Ned is right about certain specialty areas. My current hospital has something like 10 openings for OR RN staff. That is huge since either you get an experienced one, which are becoming increasingly difficult to find, or you train new ones which is a 12-24 month process.

They keep trying to get me to work staff but the pay is not enough compared to traveler pay for me. I also get contracted time off and dont have to take call as a traveller. SF law also makes the agency give me ETO/sick time after 30 days. I didnt know that until after 2 assignments but I have 2 weeks accrued already.

Is it worth it for you to travel, I dont know. It is for me though. I keep a detailed income and expense report and calculate everything before, during and after an assignment.

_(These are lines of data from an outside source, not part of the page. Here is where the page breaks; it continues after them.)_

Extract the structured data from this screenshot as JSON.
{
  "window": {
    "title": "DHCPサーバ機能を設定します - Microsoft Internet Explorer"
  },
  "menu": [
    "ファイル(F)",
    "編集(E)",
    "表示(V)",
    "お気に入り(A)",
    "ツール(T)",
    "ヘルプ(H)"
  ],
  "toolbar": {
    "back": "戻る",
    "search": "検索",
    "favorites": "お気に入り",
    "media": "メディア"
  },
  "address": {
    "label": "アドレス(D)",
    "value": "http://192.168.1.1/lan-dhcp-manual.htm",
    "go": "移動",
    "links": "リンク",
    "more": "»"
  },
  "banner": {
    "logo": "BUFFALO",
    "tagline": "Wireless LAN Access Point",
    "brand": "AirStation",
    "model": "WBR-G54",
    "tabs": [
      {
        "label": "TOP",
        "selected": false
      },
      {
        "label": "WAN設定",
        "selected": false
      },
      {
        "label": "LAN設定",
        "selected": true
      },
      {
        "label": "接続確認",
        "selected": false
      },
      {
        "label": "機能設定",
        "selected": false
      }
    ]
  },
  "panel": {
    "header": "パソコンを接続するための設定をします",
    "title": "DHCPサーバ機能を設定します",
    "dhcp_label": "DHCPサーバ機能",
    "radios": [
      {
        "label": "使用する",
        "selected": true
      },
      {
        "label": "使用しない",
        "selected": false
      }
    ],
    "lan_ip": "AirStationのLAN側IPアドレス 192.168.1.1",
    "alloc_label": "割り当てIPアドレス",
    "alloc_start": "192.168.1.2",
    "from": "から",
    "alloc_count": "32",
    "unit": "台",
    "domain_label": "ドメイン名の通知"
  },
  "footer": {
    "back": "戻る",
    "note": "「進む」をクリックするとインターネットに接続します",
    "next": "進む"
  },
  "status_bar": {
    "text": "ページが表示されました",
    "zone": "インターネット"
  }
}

What happens to ETO after an assignment?

Specializes in Peri-Op.

It stays in the company bank for you. I had a 3 month break between 2 assignments with the same company and the accrual was still there. My recruiter said it will stay as long as I am with the company per SF/CA law.... I plan to use it though since it is full pay with stipends, I found that odd but it is.

Well, it your money. No doubt the agency adjusted your gross pay to account for the extra expense. Be better if you could just cash it out so you are not tied to one employer. I don't think it is particularly odd that your stipends are included. They are part of your compensation and play into a number of other legal possibilities like workers compensation claims and child support. Clearly a well done law for the benefit of workers.

It's so hard for me to imagine anything more difficult than learning how to manage the ED. I went straight from nursing school to a large level 1 teaching hospital in MA. It involved a cross country move and I knew no one. It's one of the most difficult things I have ever done. I realize I don't know much about anything regarding other departments, but the idea of only having one patient at a time seems like a breath of fresh air compared to multiple unit players, confused nana with explosive diarrhea, the super chill patient with the overbearing family member, and the psych patient that needs a 5 and 2 and some restraints stat. I've actually thought about going to the OR. Do you think it's harder than the ED or just more technical?